This year's election for GA State School Superintendent is not getting the same microphone as the races for Governor and US Senator - nor should it.
However, for those of us who follow national, state and local education policy, this election is representative of the national conflict around reforming our public education system. We can debate the pros and cons of whether this position should be an elected one or a position appointed by the governor another time. As much as it creates unnecessary redundancies, bureaucracy and instability in our education system, Georgia has created this monstrosity by virtue of its outdated Constitution for which an amendment would be necessary to fix this dysfunction. And we know from the Charter School Amendment two years ago that it would be a painful and destabilizing process for the state.
So lets return to the question at hand. There were so many candidates in both parties running for this position, that Georgia is not faced with a runoff in each party on July 22nd to see who will run in the general election. Turnout will likely be terrifyingly low and it will be these few voters who will determine which candidates secure their party's nominations.

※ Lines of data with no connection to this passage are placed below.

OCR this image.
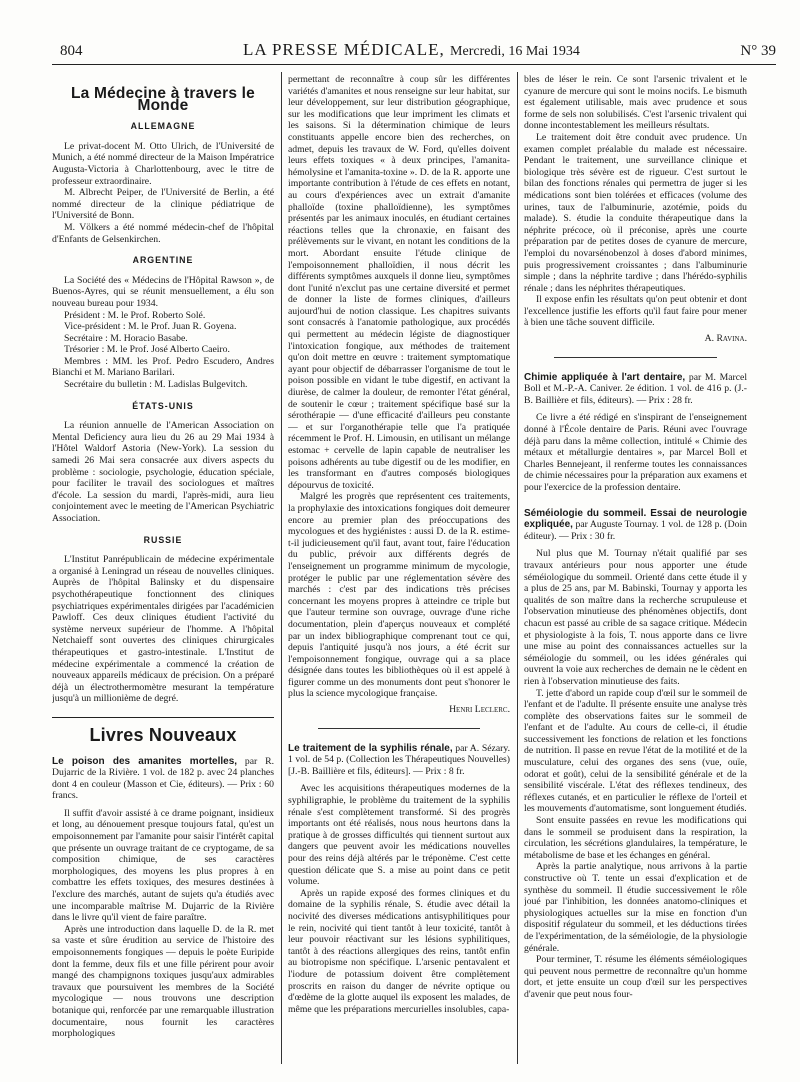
804	LA PRESSE MÉDICALE, Mercredi, 16 Mai 1934	N° 39
La Médecine à travers le Monde
ALLEMAGNE

Le privat-docent M. Otto Ulrich, de l'Université de Munich, a été nommé directeur de la Maison Impératrice Augusta-Victoria à Charlottenbourg, avec le titre de professeur extraordinaire.

M. Albrecht Peiper, de l'Université de Berlin, a été nommé directeur de la clinique pédiatrique de l'Université de Bonn.

M. Völkers a été nommé médecin-chef de l'hôpital d'Enfants de Gelsenkirchen.

ARGENTINE

La Société des « Médecins de l'Hôpital Rawson », de Buenos-Ayres, qui se réunit mensuellement, a élu son nouveau bureau pour 1934.

Président : M. le Prof. Roberto Solé.

Vice-président : M. le Prof. Juan R. Goyena.

Secrétaire : M. Horacio Basabe.

Trésorier : M. le Prof. José Alberto Caeiro.

Membres : MM. les Prof. Pedro Escudero, Andres Bianchi et M. Mariano Barilari.

Secrétaire du bulletin : M. Ladislas Bulgevitch.

ÉTATS-UNIS

La réunion annuelle de l'American Association on Mental Deficiency aura lieu du 26 au 29 Mai 1934 à l'Hôtel Waldorf Astoria (New-York). La session du samedi 26 Mai sera consacrée aux divers aspects du problème : sociologie, psychologie, éducation spéciale, pour faciliter le travail des sociologues et maîtres d'école. La session du mardi, l'après-midi, aura lieu conjointement avec le meeting de l'American Psychiatric Association.

RUSSIE

L'Institut Panrépublicain de médecine expérimentale a organisé à Leningrad un réseau de nouvelles cliniques. Auprès de l'hôpital Balinsky et du dispensaire psychothérapeutique fonctionnent des cliniques psychiatriques expérimentales dirigées par l'académicien Pawloff. Ces deux cliniques étudient l'activité du système nerveux supérieur de l'homme. A l'hôpital Netchaieff sont ouvertes des cliniques chirurgicales thérapeutiques et gastro-intestinale. L'Institut de médecine expérimentale a commencé la création de nouveaux appareils médicaux de précision. On a préparé déjà un électrothermomètre mesurant la température jusqu'à un millionième de degré.

Livres Nouveaux

Le poison des amanites mortelles, par R. Dujarric de la Rivière. 1 vol. de 182 p. avec 24 planches dont 4 en couleur (Masson et Cie, éditeurs). — Prix : 60 francs.

Il suffit d'avoir assisté à ce drame poignant, insidieux et long, au dénouement presque toujours fatal, qu'est un empoisonnement par l'amanite pour saisir l'intérêt capital que présente un ouvrage traitant de ce cryptogame, de sa composition chimique, de ses caractères morphologiques, des moyens les plus propres à en combattre les effets toxiques, des mesures destinées à l'exclure des marchés, autant de sujets qu'a étudiés avec une incomparable maîtrise M. Dujarric de la Rivière dans le livre qu'il vient de faire paraître.

Après une introduction dans laquelle D. de la R. met sa vaste et sûre érudition au service de l'histoire des empoisonnements fongiques — depuis le poète Euripide dont la femme, deux fils et une fille périrent pour avoir mangé des champignons toxiques jusqu'aux admirables travaux que poursuivent les membres de la Société mycologique — nous trouvons une description botanique qui, renforcée par une remarquable illustration documentaire, nous fournit les caractères morphologiques

permettant de reconnaître à coup sûr les différentes variétés d'amanites et nous renseigne sur leur habitat, sur leur développement, sur leur distribution géographique, sur les modifications que leur impriment les climats et les saisons. Si la détermination chimique de leurs constituants appelle encore bien des recherches, on admet, depuis les travaux de W. Ford, qu'elles doivent leurs effets toxiques « à deux principes, l'amanita-hémolysine et l'amanita-toxine ». D. de la R. apporte une importante contribution à l'étude de ces effets en notant, au cours d'expériences avec un extrait d'amanite phalloïde (toxine phalloïdienne), les symptômes présentés par les animaux inoculés, en étudiant certaines réactions telles que la chronaxie, en faisant des prélèvements sur le vivant, en notant les conditions de la mort. Abordant ensuite l'étude clinique de l'empoisonnement phalloïdien, il nous décrit les différents symptômes auxquels il donne lieu, symptômes dont l'unité n'exclut pas une certaine diversité et permet de donner la liste de formes cliniques, d'ailleurs aujourd'hui de notion classique. Les chapitres suivants sont consacrés à l'anatomie pathologique, aux procédés qui permettent au médecin légiste de diagnostiquer l'intoxication fongique, aux méthodes de traitement qu'on doit mettre en œuvre : traitement symptomatique ayant pour objectif de débarrasser l'organisme de tout le poison possible en vidant le tube digestif, en activant la diurèse, de calmer la douleur, de remonter l'état général, de soutenir le cœur ; traitement spécifique basé sur la sérothérapie — d'une efficacité d'ailleurs peu constante — et sur l'organothérapie telle que l'a pratiquée récemment le Prof. H. Limousin, en utilisant un mélange estomac + cervelle de lapin capable de neutraliser les poisons adhérents au tube digestif ou de les modifier, en les transformant en d'autres composés biologiques dépourvus de toxicité.

Malgré les progrès que représentent ces traitements, la prophylaxie des intoxications fongiques doit demeurer encore au premier plan des préoccupations des mycologues et des hygiénistes : aussi D. de la R. estime-t-il judicieusement qu'il faut, avant tout, faire l'éducation du public, prévoir aux différents degrés de l'enseignement un programme minimum de mycologie, protéger le public par une réglementation sévère des marchés : c'est par des indications très précises concernant les moyens propres à atteindre ce triple but que l'auteur termine son ouvrage, ouvrage d'une riche documentation, plein d'aperçus nouveaux et complété par un index bibliographique comprenant tout ce qui, depuis l'antiquité jusqu'à nos jours, a été écrit sur l'empoisonnement fongique, ouvrage qui a sa place désignée dans toutes les bibliothèques où il est appelé à figurer comme un des monuments dont peut s'honorer le plus la science mycologique française.

Henri Leclerc.

Le traitement de la syphilis rénale, par A. Sézary. 1 vol. de 54 p. (Collection les Thérapeutiques Nouvelles) [J.-B. Baillière et fils, éditeurs]. — Prix : 8 fr.

Avec les acquisitions thérapeutiques modernes de la syphiligraphie, le problème du traitement de la syphilis rénale s'est complètement transformé. Si des progrès importants ont été réalisés, nous nous heurtons dans la pratique à de grosses difficultés qui tiennent surtout aux dangers que peuvent avoir les médications nouvelles pour des reins déjà altérés par le tréponème. C'est cette question délicate que S. a mise au point dans ce petit volume.

Après un rapide exposé des formes cliniques et du domaine de la syphilis rénale, S. étudie avec détail la nocivité des diverses médications antisyphilitiques pour le rein, nocivité qui tient tantôt à leur toxicité, tantôt à leur pouvoir réactivant sur les lésions syphilitiques, tantôt à des réactions allergiques des reins, tantôt enfin au biotropisme non spécifique. L'arsenic pentavalent et l'iodure de potassium doivent être complètement proscrits en raison du danger de névrite optique ou d'œdème de la glotte auquel ils exposent les malades, de même que les préparations mercurielles insolubles, capa-

bles de léser le rein. Ce sont l'arsenic trivalent et le cyanure de mercure qui sont le moins nocifs. Le bismuth est également utilisable, mais avec prudence et sous forme de sels non solubilisés. C'est l'arsenic trivalent qui donne incontestablement les meilleurs résultats.

Le traitement doit être conduit avec prudence. Un examen complet préalable du malade est nécessaire. Pendant le traitement, une surveillance clinique et biologique très sévère est de rigueur. C'est surtout le bilan des fonctions rénales qui permettra de juger si les médications sont bien tolérées et efficaces (volume des urines, taux de l'albuminurie, azotémie, poids du malade). S. étudie la conduite thérapeutique dans la néphrite précoce, où il préconise, après une courte préparation par de petites doses de cyanure de mercure, l'emploi du novarsénobenzol à doses d'abord minimes, puis progressivement croissantes ; dans l'albuminurie simple ; dans la néphrite tardive ; dans l'hérédo-syphilis rénale ; dans les néphrites thérapeutiques.

Il expose enfin les résultats qu'on peut obtenir et dont l'excellence justifie les efforts qu'il faut faire pour mener à bien une tâche souvent difficile.

A. Ravina.

Chimie appliquée à l'art dentaire, par M. Marcel Boll et M.-P.-A. Caniver. 2e édition. 1 vol. de 416 p. (J.-B. Baillière et fils, éditeurs). — Prix : 28 fr.

Ce livre a été rédigé en s'inspirant de l'enseignement donné à l'École dentaire de Paris. Réuni avec l'ouvrage déjà paru dans la même collection, intitulé « Chimie des métaux et métallurgie dentaires », par Marcel Boll et Charles Bennejeant, il renferme toutes les connaissances de chimie nécessaires pour la préparation aux examens et pour l'exercice de la profession dentaire.

Séméiologie du sommeil. Essai de neurologie expliquée, par Auguste Tournay. 1 vol. de 128 p. (Doin éditeur). — Prix : 30 fr.

Nul plus que M. Tournay n'était qualifié par ses travaux antérieurs pour nous apporter une étude séméiologique du sommeil. Orienté dans cette étude il y a plus de 25 ans, par M. Babinski, Tournay y apporta les qualités de son maître dans la recherche scrupuleuse et l'observation minutieuse des phénomènes objectifs, dont chacun est passé au crible de sa sagace critique. Médecin et physiologiste à la fois, T. nous apporte dans ce livre une mise au point des connaissances actuelles sur la séméiologie du sommeil, ou les idées générales qui ouvrent la voie aux recherches de demain ne le cèdent en rien à l'observation minutieuse des faits.

T. jette d'abord un rapide coup d'œil sur le sommeil de l'enfant et de l'adulte. Il présente ensuite une analyse très complète des observations faites sur le sommeil de l'enfant et de l'adulte. Au cours de celle-ci, il étudie successivement les fonctions de relation et les fonctions de nutrition. Il passe en revue l'état de la motilité et de la musculature, celui des organes des sens (vue, ouïe, odorat et goût), celui de la sensibilité générale et de la sensibilité viscérale. L'état des réflexes tendineux, des réflexes cutanés, et en particulier le réflexe de l'orteil et les mouvements d'automatisme, sont longuement étudiés.

Sont ensuite passées en revue les modifications qui dans le sommeil se produisent dans la respiration, la circulation, les sécrétions glandulaires, la température, le métabolisme de base et les échanges en général.

Après la partie analytique, nous arrivons à la partie constructive où T. tente un essai d'explication et de synthèse du sommeil. Il étudie successivement le rôle joué par l'inhibition, les données anatomo-cliniques et physiologiques actuelles sur la mise en fonction d'un dispositif régulateur du sommeil, et les déductions tirées de l'expérimentation, de la séméiologie, de la physiologie générale.

Pour terminer, T. résume les éléments séméiologiques qui peuvent nous permettre de reconnaître qu'un homme dort, et jette ensuite un coup d'œil sur les perspectives d'avenir que peut nous four-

The election is pitting the Tea Party against the Common Core, and pitting an DFER against a status quo candidate supported by the nation's most powerful unions: the NEA and AFT. These organizations are now undermining President Obama's efforts to reform public education in this country.
The anti-Common Core faction is very strong in Georgia. They almost rammed through a bill in the General Assembly that would have rolled back education reform efforts and set this state's education system back at least a decade. What's good for America is obviously not what's good for Georgia - hence the strong forces against any national efforts that folks will presume without evidence will tread on state's rights. Georgia has already moved forward with major education reforms and while change is never easy, it is way too soon to claim that they are not working or will not work. Miracles don't happen overnight.
So what will Georgia do? Will Georgia vote for more influence from teacher's unions? Will they vote to unravel the Common Core and wreck more havoc in a system that is in the midst of major policy transitions and where educators are getting comfortable with such changes? Will Georgia's voters vote for a candidate who will work across party lines to continue to reforms that Georgia signed up to enact based on its $400 million Race to the Top grant award?
This is the moment of truth for Georgia. I hope they let the current reforms take root and not put our parents, teachers and children through more policy changes. Only two candidates fit that bill: Mike Buck and Alisha Morgan. If those two win the runoffs, then Georgia should win regardless who you like amongst the two. I know who I'm voting for - do you?